July 13, 2014
SpaceX Gains USAF Certification, FAA Approval For Texas Launch Site
redOrbit Staff & Wire Reports - Your Universe Online
SpaceX, the California-based rocket company established by PayPal co-founder Elon Musk, announced on Friday that its Falcon 9 launch system had been certified by the US Air Force as having completed three successful flights.
In a statement, the company said that the certification was “a prerequisite for companies seeking to win business from the Air Force's Evolved Expendable Launch Vehicle (EELV) Program” and that meeting successful flight criteria was “a key milestone in the certification process,” the remaining requirements of which they expect to complete prior to the end of the year.
According to re/code’s James Temple, SpaceX said that it is already allowed to compete for EELV missions but is unable to sign an official contract until it is fully USAF certified. He added that Musk has pushed the government for increased competition for these types of launches, even filing an official complaint in April over a single-source contract awarded to the joint Lockheed Martin and Boeing venture United Launch Alliance.
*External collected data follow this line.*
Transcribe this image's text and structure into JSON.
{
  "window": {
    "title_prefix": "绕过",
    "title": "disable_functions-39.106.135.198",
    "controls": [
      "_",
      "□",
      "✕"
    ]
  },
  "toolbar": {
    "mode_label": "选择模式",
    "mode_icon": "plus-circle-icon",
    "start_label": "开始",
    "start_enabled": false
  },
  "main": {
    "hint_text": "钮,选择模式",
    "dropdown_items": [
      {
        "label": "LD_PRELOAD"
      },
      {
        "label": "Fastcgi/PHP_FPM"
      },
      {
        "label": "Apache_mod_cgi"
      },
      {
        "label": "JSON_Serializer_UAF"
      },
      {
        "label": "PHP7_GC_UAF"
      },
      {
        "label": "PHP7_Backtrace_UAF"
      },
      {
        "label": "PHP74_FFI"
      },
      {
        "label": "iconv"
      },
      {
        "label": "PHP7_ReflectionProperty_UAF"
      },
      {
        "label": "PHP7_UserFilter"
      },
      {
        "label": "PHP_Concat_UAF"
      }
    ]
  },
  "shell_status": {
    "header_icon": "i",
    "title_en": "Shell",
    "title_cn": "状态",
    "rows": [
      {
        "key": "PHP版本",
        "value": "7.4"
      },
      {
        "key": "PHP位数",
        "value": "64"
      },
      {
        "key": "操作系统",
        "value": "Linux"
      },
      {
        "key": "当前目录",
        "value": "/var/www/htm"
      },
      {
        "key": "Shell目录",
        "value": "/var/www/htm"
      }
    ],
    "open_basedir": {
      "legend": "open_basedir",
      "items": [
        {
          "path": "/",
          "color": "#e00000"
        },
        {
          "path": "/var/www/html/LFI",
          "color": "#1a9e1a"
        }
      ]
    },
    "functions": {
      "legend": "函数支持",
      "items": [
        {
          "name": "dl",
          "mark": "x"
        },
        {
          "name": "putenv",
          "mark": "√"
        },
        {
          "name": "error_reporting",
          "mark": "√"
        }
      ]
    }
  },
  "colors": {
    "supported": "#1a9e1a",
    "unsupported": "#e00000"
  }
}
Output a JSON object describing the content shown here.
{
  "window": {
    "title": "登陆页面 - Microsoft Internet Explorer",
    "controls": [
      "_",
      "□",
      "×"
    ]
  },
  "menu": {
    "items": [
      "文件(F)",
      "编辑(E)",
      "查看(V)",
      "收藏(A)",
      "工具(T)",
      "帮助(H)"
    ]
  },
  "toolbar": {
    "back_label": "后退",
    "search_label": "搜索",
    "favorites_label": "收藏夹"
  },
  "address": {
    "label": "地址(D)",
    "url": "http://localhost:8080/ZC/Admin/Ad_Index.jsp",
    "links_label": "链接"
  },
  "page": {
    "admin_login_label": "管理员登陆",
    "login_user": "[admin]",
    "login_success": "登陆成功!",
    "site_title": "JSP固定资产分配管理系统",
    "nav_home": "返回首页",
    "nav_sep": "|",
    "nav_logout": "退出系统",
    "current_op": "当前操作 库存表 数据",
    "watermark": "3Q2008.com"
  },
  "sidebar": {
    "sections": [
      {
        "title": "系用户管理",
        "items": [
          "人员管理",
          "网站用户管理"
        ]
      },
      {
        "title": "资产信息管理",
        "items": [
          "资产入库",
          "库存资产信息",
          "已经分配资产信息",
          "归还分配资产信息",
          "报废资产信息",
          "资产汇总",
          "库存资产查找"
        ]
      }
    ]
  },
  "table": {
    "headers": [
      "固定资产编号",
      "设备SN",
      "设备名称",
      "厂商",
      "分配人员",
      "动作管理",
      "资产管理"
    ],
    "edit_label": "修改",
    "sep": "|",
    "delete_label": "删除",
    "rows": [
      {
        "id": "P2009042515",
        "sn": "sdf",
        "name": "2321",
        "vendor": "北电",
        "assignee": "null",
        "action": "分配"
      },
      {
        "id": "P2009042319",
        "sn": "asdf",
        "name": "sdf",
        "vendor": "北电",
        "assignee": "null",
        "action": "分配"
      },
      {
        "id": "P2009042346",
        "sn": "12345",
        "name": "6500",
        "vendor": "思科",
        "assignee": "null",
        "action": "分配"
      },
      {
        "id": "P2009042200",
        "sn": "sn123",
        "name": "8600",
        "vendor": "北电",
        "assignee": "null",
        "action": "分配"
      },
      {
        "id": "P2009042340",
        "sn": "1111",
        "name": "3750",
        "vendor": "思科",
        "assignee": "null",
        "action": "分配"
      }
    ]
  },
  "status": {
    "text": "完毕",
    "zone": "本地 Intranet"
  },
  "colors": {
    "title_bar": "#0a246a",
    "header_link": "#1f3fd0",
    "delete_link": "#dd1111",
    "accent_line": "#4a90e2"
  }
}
Los Angeles Times reporter W.J. Hennigan called the milestone “a move that could shake up the spaceflight business.” He added that while SpaceX still had work to do “before it can formally compete for the multibillion-dollar contracts,” completing the three qualifying launched was “considered to be a major hurdle” in the Hawthorne, California-based firm’s efforts to throw its hat into the EELV program, which he referred to as “one of the world's most lucrative space programs.”
Hennigan also noted that even if SpaceX is able to fulfill all of the US government’s certification requirements, there is “no guarantee” they would be awarded any federal contracts. In fact, Lexington Institute aerospace policy analyst Dr. Loren Thompson told the Times that the company was “not a shoo-in” because he believed that there still “some people in the Air Force who are worried about the reliability of the Falcon 9 going forward.”
In June, a scheduled Falcon 9 launch carrying a payload of six Orbcomm commercial communications satellites had to be pushed back several times, including once due to a possible issue with its upper-stage engine and once due to technical issues discovered during pre-flight checks.
In related news, Drew Prindle of Digital Trends reported Friday that SpaceX had received approval from the US Federal Aviation Administration (FAA) to go ahead with the construction of a 56.5 acre spaceport in Cameron County, Texas.
“While the company will still need approvals from local agencies before it can begin construction, the FAA’s decision is a monumental step forward on the path to making the long-planned spaceport a reality,” Prindle added. “This is major win for SpaceX, since the proposed spaceport will allow the company to launch from private property, rather than from Air Force facilities it currently uses for rocket tests and missions to the International Space Station.”